AI email apps remain limited—and expensive

I’ve long been on the lookout for generative AI apps that actually help me in my job as a journalist. I’ve not found many, partly because LLMs still hallucinate. One real pain point is the time I spend editing interview transcripts, for example, but I’ve had only limited success using consumer chatbots to ingest an interview transcript and turn it into a readable (and quotable) text.

I could also use some help parsing my email inbox. But my search for a consumer product that could scan my inbox and quickly offer up complex searches on its contents (for example, “find me three experts who can explain the TikTok ban”) has been mostly unsuccessful. I talked to a startup called Floode at a recent AI event; the founder said the tool can ingest an inbox full of data and do retrieval on it (and do a lot of other things like plan events and create to-do lists). But Floode is aimed at enterprise execs, and there’s a waiting list to try it.

I also tried a well-reviewed consumer product in the “email parser” space called Airparser, which uses OpenAI LLMs to intelligently extract information from your email (and attachments). But the results were mixed. For about three-fourths of the emails, the tool extracted the information I wanted; but some 25% of the information contained errors—sometimes, for example, identifying me as the subject expert.

Price presents another big hurdle with Airparser and many of the other AI email parser tools I saw. It cost me 10 credits to do one extraction from my 10 emails—and I was allotted only 30 credits in the free trial. So to dig through hundreds of emails for expert sources would require a lot of credits—probably more than what’s offered by Airparser’s largest publicized plan, which is a $250 Premium tier with 5,000 credits. A starter plan ($32.50/month) gets you 100 credits.

Perplexity becomes a Unicorn

The AI search company Perplexity, one of just a few consumer-facing AI startups having success and demonstrating real potential, just raised another $62.7 million in its fourth round of funding. The San Francisco-based company raised the funding at a $1.04 billion valuation, putting it in the Unicorn club, with a total funding of $165 million. The round itself was nothing special in terms of the dollar amount. It was the list of investors that’s notable here. Jeff Bezos, Nvidia, and NEA doubled down in the new round, and OpenAI cofounder Andrej Karpathy invested for the first time. Some of the money will likely go to hiring more researchers and builders to add to its roughly 55-person head count. I also learned recently that the company will soon move from the shared workspace it currently occupies into an entire floor of a downtown San Francisco office building.
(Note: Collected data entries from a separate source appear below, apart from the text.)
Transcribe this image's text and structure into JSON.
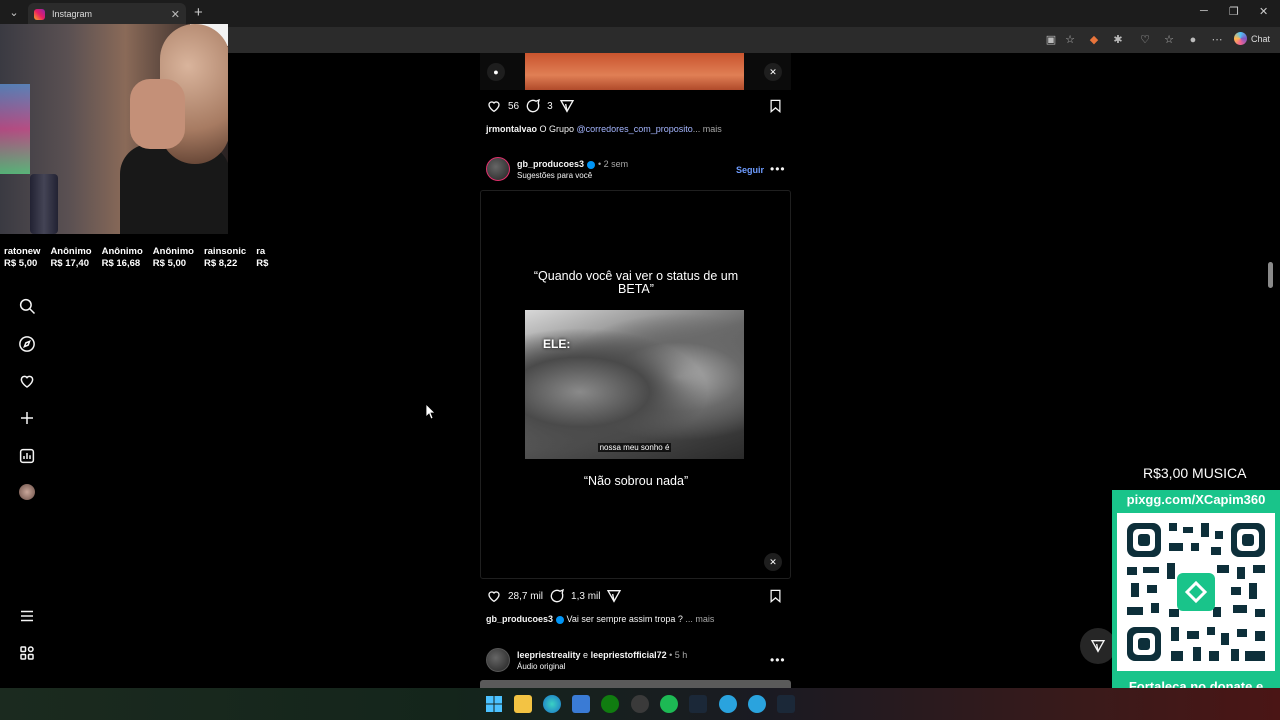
{
  "browser": {
    "tab_title": "Instagram",
    "chat_label": "Chat"
  },
  "feed": {
    "post1": {
      "likes": "56",
      "comments": "3",
      "caption_user": "jrmontalvao",
      "caption_text": " O Grupo ",
      "caption_link": "@corredores_com_proposito",
      "caption_more": "... mais"
    },
    "post2": {
      "username": "gb_producoes3",
      "time": "• 2 sem",
      "subtitle": "Sugestões para você",
      "follow_label": "Seguir",
      "reel_title": "“Quando você vai ver o status de um BETA”",
      "reel_label": "ELE:",
      "reel_subtitle": "nossa meu sonho é",
      "reel_bottom": "“Não sobrou nada”",
      "likes": "28,7 mil",
      "comments": "1,3 mil",
      "caption_user": "gb_producoes3",
      "caption_text": " Vai ser sempre assim tropa ? ",
      "caption_more": "... mais"
    },
    "post3": {
      "username": "leepriestreality",
      "joiner": " e ",
      "username2": "leepriestofficial72",
      "time": " • 5 h",
      "subtitle": "Áudio original"
    }
  },
  "stream": {
    "donors": [
      {
        "name": "ratonew",
        "amount": "R$ 5,00"
      },
      {
        "name": "Anônimo",
        "amount": "R$ 17,40"
      },
      {
        "name": "Anônimo",
        "amount": "R$ 16,68"
      },
      {
        "name": "Anônimo",
        "amount": "R$ 5,00"
      },
      {
        "name": "rainsonic",
        "amount": "R$ 8,22"
      },
      {
        "name": "ra",
        "amount": "R$"
      }
    ],
    "music_label": "R$3,00 MUSICA",
    "pix_url": "pixgg.com/XCapim360",
    "message": "Fortaleça no donate e envie sua mensagem!"
  },
  "colors": {
    "accent_link": "#a5b6ff",
    "follow_blue": "#6e9cff",
    "verified": "#0095f6",
    "pix_green": "#19c48a"
  },
  "icons": [
    "search-icon",
    "compass-icon",
    "heart-icon",
    "plus-icon",
    "dashboard-icon",
    "menu-icon",
    "apps-icon",
    "share-icon",
    "bookmark-icon",
    "comment-icon",
    "mute-icon"
  ]
}
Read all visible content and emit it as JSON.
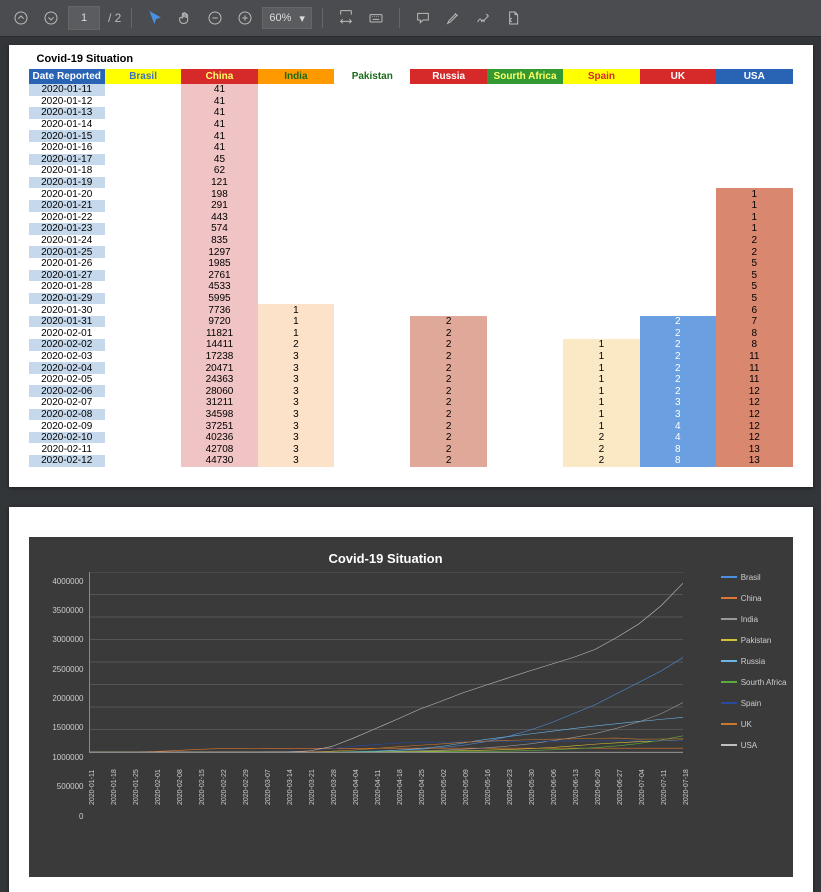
{
  "toolbar": {
    "page_current": "1",
    "page_total": "/ 2",
    "zoom": "60%"
  },
  "doc_title": "Covid-19 Situation",
  "columns": [
    {
      "key": "date",
      "label": "Date Reported",
      "bg": "#2963b4",
      "fg": "#ffffff"
    },
    {
      "key": "brasil",
      "label": "Brasil",
      "bg": "#ffff00",
      "fg": "#4070c0"
    },
    {
      "key": "china",
      "label": "China",
      "bg": "#d62a2a",
      "fg": "#ffff66"
    },
    {
      "key": "india",
      "label": "India",
      "bg": "#ff9900",
      "fg": "#1a6b1a"
    },
    {
      "key": "pakistan",
      "label": "Pakistan",
      "bg": "#ffffff",
      "fg": "#1a6b1a"
    },
    {
      "key": "russia",
      "label": "Russia",
      "bg": "#d62a2a",
      "fg": "#ffffff"
    },
    {
      "key": "sa",
      "label": "Sourth Africa",
      "bg": "#339933",
      "fg": "#ffff66"
    },
    {
      "key": "spain",
      "label": "Spain",
      "bg": "#ffff00",
      "fg": "#d62a2a"
    },
    {
      "key": "uk",
      "label": "UK",
      "bg": "#d62a2a",
      "fg": "#ffffff"
    },
    {
      "key": "usa",
      "label": "USA",
      "bg": "#2963b4",
      "fg": "#ffffff"
    }
  ],
  "cell_bg": {
    "china": "#f0c4c4",
    "india": "#fbe2c8",
    "russia": "#e0a898",
    "spain": "#fbe9c6",
    "uk": "#6aa0e2",
    "usa": "#d9886f"
  },
  "rows": [
    {
      "date": "2020-01-11",
      "china": "41"
    },
    {
      "date": "2020-01-12",
      "china": "41"
    },
    {
      "date": "2020-01-13",
      "china": "41"
    },
    {
      "date": "2020-01-14",
      "china": "41"
    },
    {
      "date": "2020-01-15",
      "china": "41"
    },
    {
      "date": "2020-01-16",
      "china": "41"
    },
    {
      "date": "2020-01-17",
      "china": "45"
    },
    {
      "date": "2020-01-18",
      "china": "62"
    },
    {
      "date": "2020-01-19",
      "china": "121"
    },
    {
      "date": "2020-01-20",
      "china": "198",
      "usa": "1"
    },
    {
      "date": "2020-01-21",
      "china": "291",
      "usa": "1"
    },
    {
      "date": "2020-01-22",
      "china": "443",
      "usa": "1"
    },
    {
      "date": "2020-01-23",
      "china": "574",
      "usa": "1"
    },
    {
      "date": "2020-01-24",
      "china": "835",
      "usa": "2"
    },
    {
      "date": "2020-01-25",
      "china": "1297",
      "usa": "2"
    },
    {
      "date": "2020-01-26",
      "china": "1985",
      "usa": "5"
    },
    {
      "date": "2020-01-27",
      "china": "2761",
      "usa": "5"
    },
    {
      "date": "2020-01-28",
      "china": "4533",
      "usa": "5"
    },
    {
      "date": "2020-01-29",
      "china": "5995",
      "usa": "5"
    },
    {
      "date": "2020-01-30",
      "china": "7736",
      "india": "1",
      "usa": "6"
    },
    {
      "date": "2020-01-31",
      "china": "9720",
      "india": "1",
      "russia": "2",
      "uk": "2",
      "usa": "7"
    },
    {
      "date": "2020-02-01",
      "china": "11821",
      "india": "1",
      "russia": "2",
      "uk": "2",
      "usa": "8"
    },
    {
      "date": "2020-02-02",
      "china": "14411",
      "india": "2",
      "russia": "2",
      "spain": "1",
      "uk": "2",
      "usa": "8"
    },
    {
      "date": "2020-02-03",
      "china": "17238",
      "india": "3",
      "russia": "2",
      "spain": "1",
      "uk": "2",
      "usa": "11"
    },
    {
      "date": "2020-02-04",
      "china": "20471",
      "india": "3",
      "russia": "2",
      "spain": "1",
      "uk": "2",
      "usa": "11"
    },
    {
      "date": "2020-02-05",
      "china": "24363",
      "india": "3",
      "russia": "2",
      "spain": "1",
      "uk": "2",
      "usa": "11"
    },
    {
      "date": "2020-02-06",
      "china": "28060",
      "india": "3",
      "russia": "2",
      "spain": "1",
      "uk": "2",
      "usa": "12"
    },
    {
      "date": "2020-02-07",
      "china": "31211",
      "india": "3",
      "russia": "2",
      "spain": "1",
      "uk": "3",
      "usa": "12"
    },
    {
      "date": "2020-02-08",
      "china": "34598",
      "india": "3",
      "russia": "2",
      "spain": "1",
      "uk": "3",
      "usa": "12"
    },
    {
      "date": "2020-02-09",
      "china": "37251",
      "india": "3",
      "russia": "2",
      "spain": "1",
      "uk": "4",
      "usa": "12"
    },
    {
      "date": "2020-02-10",
      "china": "40236",
      "india": "3",
      "russia": "2",
      "spain": "2",
      "uk": "4",
      "usa": "12"
    },
    {
      "date": "2020-02-11",
      "china": "42708",
      "india": "3",
      "russia": "2",
      "spain": "2",
      "uk": "8",
      "usa": "13"
    },
    {
      "date": "2020-02-12",
      "china": "44730",
      "india": "3",
      "russia": "2",
      "spain": "2",
      "uk": "8",
      "usa": "13"
    }
  ],
  "chart_data": {
    "type": "line",
    "title": "Covid-19 Situation",
    "ylabel": "",
    "xlabel": "",
    "ylim": [
      0,
      4000000
    ],
    "yticks": [
      0,
      500000,
      1000000,
      1500000,
      2000000,
      2500000,
      3000000,
      3500000,
      4000000
    ],
    "x": [
      "2020-01-11",
      "2020-01-18",
      "2020-01-25",
      "2020-02-01",
      "2020-02-08",
      "2020-02-15",
      "2020-02-22",
      "2020-02-29",
      "2020-03-07",
      "2020-03-14",
      "2020-03-21",
      "2020-03-28",
      "2020-04-04",
      "2020-04-11",
      "2020-04-18",
      "2020-04-25",
      "2020-05-02",
      "2020-05-09",
      "2020-05-16",
      "2020-05-23",
      "2020-05-30",
      "2020-06-06",
      "2020-06-13",
      "2020-06-20",
      "2020-06-27",
      "2020-07-04",
      "2020-07-11",
      "2020-07-18"
    ],
    "series": [
      {
        "name": "Brasil",
        "color": "#4a90e2",
        "values": [
          0,
          0,
          0,
          0,
          0,
          0,
          0,
          0,
          0,
          0,
          500,
          3000,
          10000,
          20000,
          40000,
          60000,
          100000,
          150000,
          230000,
          340000,
          480000,
          650000,
          850000,
          1050000,
          1300000,
          1550000,
          1800000,
          2100000
        ]
      },
      {
        "name": "China",
        "color": "#e0762f",
        "values": [
          41,
          62,
          1297,
          11821,
          34598,
          60000,
          77000,
          80000,
          81000,
          81500,
          82000,
          82500,
          83000,
          83300,
          83800,
          84000,
          84100,
          84200,
          84300,
          84400,
          84500,
          84600,
          84700,
          84800,
          84900,
          85000,
          85100,
          85200
        ]
      },
      {
        "name": "India",
        "color": "#999999",
        "values": [
          0,
          0,
          0,
          1,
          3,
          3,
          3,
          3,
          40,
          100,
          350,
          900,
          3000,
          8000,
          16000,
          27000,
          40000,
          63000,
          90000,
          130000,
          180000,
          245000,
          320000,
          410000,
          530000,
          670000,
          850000,
          1100000
        ]
      },
      {
        "name": "Pakistan",
        "color": "#d4c233",
        "values": [
          0,
          0,
          0,
          0,
          0,
          0,
          0,
          0,
          0,
          30,
          600,
          1500,
          3000,
          5000,
          8000,
          13000,
          20000,
          30000,
          40000,
          54000,
          72000,
          100000,
          135000,
          175000,
          205000,
          230000,
          250000,
          265000
        ]
      },
      {
        "name": "Russia",
        "color": "#6bb5e8",
        "values": [
          0,
          0,
          0,
          2,
          2,
          2,
          2,
          2,
          15,
          60,
          260,
          1500,
          5000,
          14000,
          40000,
          75000,
          125000,
          200000,
          280000,
          340000,
          400000,
          460000,
          520000,
          580000,
          630000,
          680000,
          725000,
          770000
        ]
      },
      {
        "name": "Sourth Africa",
        "color": "#5aad3a",
        "values": [
          0,
          0,
          0,
          0,
          0,
          0,
          0,
          0,
          0,
          25,
          250,
          1200,
          1700,
          2200,
          3000,
          4500,
          6300,
          9500,
          14000,
          21000,
          32000,
          48000,
          70000,
          95000,
          135000,
          190000,
          265000,
          360000
        ]
      },
      {
        "name": "Spain",
        "color": "#2a4aa0",
        "values": [
          0,
          0,
          0,
          0,
          1,
          2,
          2,
          30,
          400,
          6000,
          25000,
          75000,
          130000,
          165000,
          195000,
          220000,
          218000,
          224000,
          231000,
          235000,
          239000,
          241000,
          243000,
          246000,
          248000,
          250000,
          253000,
          260000
        ]
      },
      {
        "name": "UK",
        "color": "#c87a2f",
        "values": [
          0,
          0,
          0,
          2,
          3,
          9,
          13,
          23,
          200,
          1150,
          5000,
          17000,
          42000,
          79000,
          115000,
          150000,
          180000,
          215000,
          240000,
          258000,
          272000,
          285000,
          293000,
          303000,
          310000,
          285000,
          289000,
          294000
        ]
      },
      {
        "name": "USA",
        "color": "#bfbfbf",
        "values": [
          0,
          0,
          2,
          8,
          12,
          15,
          15,
          70,
          350,
          2700,
          25000,
          120000,
          310000,
          520000,
          730000,
          950000,
          1130000,
          1320000,
          1480000,
          1640000,
          1800000,
          1950000,
          2100000,
          2280000,
          2550000,
          2850000,
          3250000,
          3750000
        ]
      }
    ]
  }
}
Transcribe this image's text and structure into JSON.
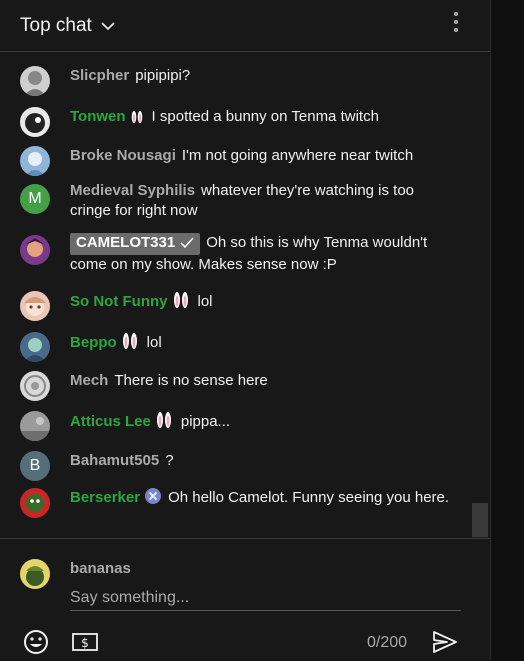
{
  "header": {
    "title": "Top chat"
  },
  "messages": [
    {
      "author": "Slicpher",
      "text": "pipipipi?",
      "avatar_color": "#cfcfcf"
    },
    {
      "author": "Tonwen",
      "text": "I spotted a bunny on Tenma twitch",
      "avatar_color": "#e9e9e9"
    },
    {
      "author": "Broke Nousagi",
      "text": "I'm not going anywhere near twitch",
      "avatar_color": "#8fb6d8"
    },
    {
      "author": "Medieval Syphilis",
      "text": "whatever they're watching is too cringe for right now",
      "avatar_letter": "M",
      "avatar_color": "#43a047"
    },
    {
      "author": "CAMELOT331",
      "text": "Oh so this is why Tenma wouldn't come on my show. Makes sense now :P",
      "avatar_color": "#7a3a8a"
    },
    {
      "author": "So Not Funny",
      "text": "lol",
      "avatar_color": "#e8c6b8"
    },
    {
      "author": "Beppo",
      "text": "lol",
      "avatar_color": "#4a6a8a"
    },
    {
      "author": "Mech",
      "text": "There is no sense here",
      "avatar_color": "#d8d8d8"
    },
    {
      "author": "Atticus Lee",
      "text": "pippa...",
      "avatar_color": "#9a9a9a"
    },
    {
      "author": "Bahamut505",
      "text": "?",
      "avatar_letter": "B",
      "avatar_color": "#546e7a"
    },
    {
      "author": "Berserker",
      "text": "Oh hello Camelot. Funny seeing you here.",
      "avatar_color": "#c62828"
    }
  ],
  "composer": {
    "username": "bananas",
    "placeholder": "Say something...",
    "counter": "0/200"
  },
  "colors": {
    "background": "#181818",
    "member_name": "#2ba640",
    "moderator_chip": "#6b6b6b",
    "default_name": "#aaaaaa"
  },
  "icons": {
    "header_dropdown": "chevron-down-icon",
    "menu": "more-vert-icon",
    "emoji": "emoji-icon",
    "super_chat": "super-chat-dollar-icon",
    "send": "send-icon",
    "member_badge": "bunny-ears-icon",
    "verified": "checkmark-icon",
    "berserker_badge": "x-circle-badge-icon"
  }
}
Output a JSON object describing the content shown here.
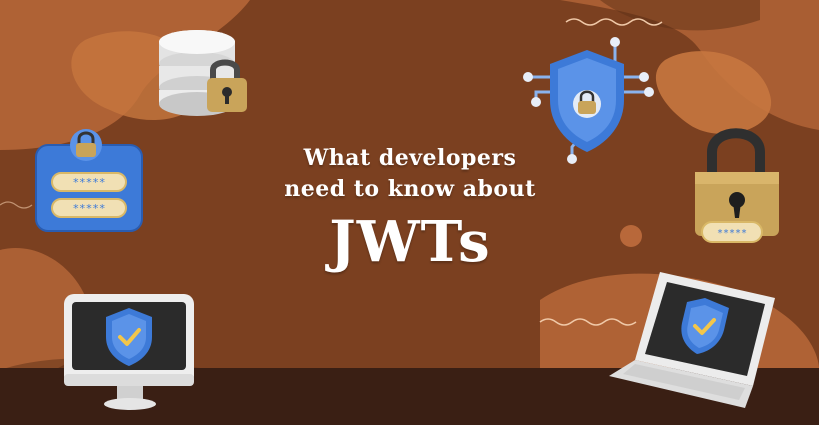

Perplexity is one of just a handful of startups that have dared to challenge Google in internet search (and potentially go after a piece of the $120 billion search advertising business). The company started out with a free AI “answer engine” that creates a narrative answer with linked citations to the sources it called upon. It later added a $20/month Pro tier that includes a search copilot and direct access to powerful third-party large language models, including OpenAI’s GPT-4 and Meta’s Llama 3. It’s now preparing to launch a $40/month enterprise version that offers enhanced security and other features.